Come ogni fine anno, anche il marketing si ferma un attimo, apre il suo Wrapped e inizia a riflettere. Non su quante volte ha ascoltato la stessa canzone, ma su quante volte ha inseguito un trend, cambiato direzione, imparato qualcosa (spesso a caro prezzo). Da qui nasce Il Marketing Wrapped: un racconto dell’anno appena passato, senza grafici forzati e senza buzzword inutili.
È stato un anno in cui tutti hanno parlato di autenticità. All’inizio sembrava l’ennesima parola di moda, poi però qualcosa è cambiato davvero. I brand che hanno funzionato non sono stati quelli perfetti, ma quelli coerenti, riconoscibili, capaci di parlare come persone e non come presentazioni PowerPoint. Il pubblico, ormai, riconosce subito quando qualcuno sta recitando.
Nel frattempo i contenuti si sono accorciati ancora. I video brevi hanno continuato a dominare feed e strategie, non perché siano “facili”, ma perché obbligano a essere chiari, veloci, essenziali. Ogni secondo conta. Ogni inizio è decisivo. Se non catturi l’attenzione subito, sei già stato skippato.
I numeri hanno fatto meno rumore di una volta, ma hanno pesato di più.

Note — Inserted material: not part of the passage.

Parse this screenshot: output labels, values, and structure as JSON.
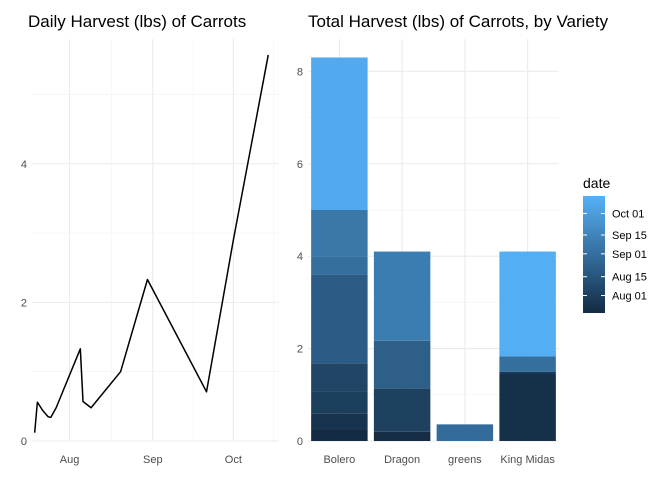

I click sono diventati più difficili da ottenere, l’engagement più faticoso, i budget pubblicitari più ragionati. Non c’è più spazio per sprechi o campagne fatte “tanto per”. Ogni scelta deve avere un senso, ogni dato deve trasformarsi in un insight. Altrimenti resta solo un numero su un foglio.
Anche l’influencer marketing è cambiato. Meno mega-nomi, più voci credibili. Meno pubblicità travestite, più collaborazioni reali. Il pubblico non cerca qualcuno da idolatrare, ma qualcuno di cui fidarsi. E la fiducia, nel marketing di oggi, vale più della reach.
Poi c’è stata lei: l’intelligenza artificiale. È entrata nel workflow di tutti, chi in punta di piedi, chi spalancando la porta. Ha velocizzato processi, aiutato a scrivere, analizzare, organizzare. Non ha sostituito la creatività, ma l’ha messa davanti a una scelta: usare l’AI come scorciatoia o come strumento per pensare meglio.
Le frasi più ascoltate durante l’anno? Sempre le stesse: “serve qualcosa di virale”, “possiamo semplificare?”, “testiamolo”, “non è il target giusto”. Dietro a queste frasi si nasconde una verità semplice: il marketing è diventato un lavoro di continua messa in discussione. Niente è definitivo, tutto è migliorabile.
A fine anno, le lezioni più importanti sono rimaste poche ma chiare. I brand sono media. La coerenza batte l’hype. I dati senza interpretazione non servono a nulla. E la creatività funziona davvero solo quando risolve un problema reale, non quando cerca applausi.
Se questo fosse davvero il tuo Spotify Wrapped del marketing, la domanda finale non sarebbe quante campagne hai fatto, ma quanto hai ascoltato il tuo pubblico. Perché il prossimo anno è una playlist nuova, tutta da costruire. E sta a te decidere se sarà solo rumore di fondo o la canzone che tutti avranno in testa.
Fine recap. Ora puoi premere play di nuovo.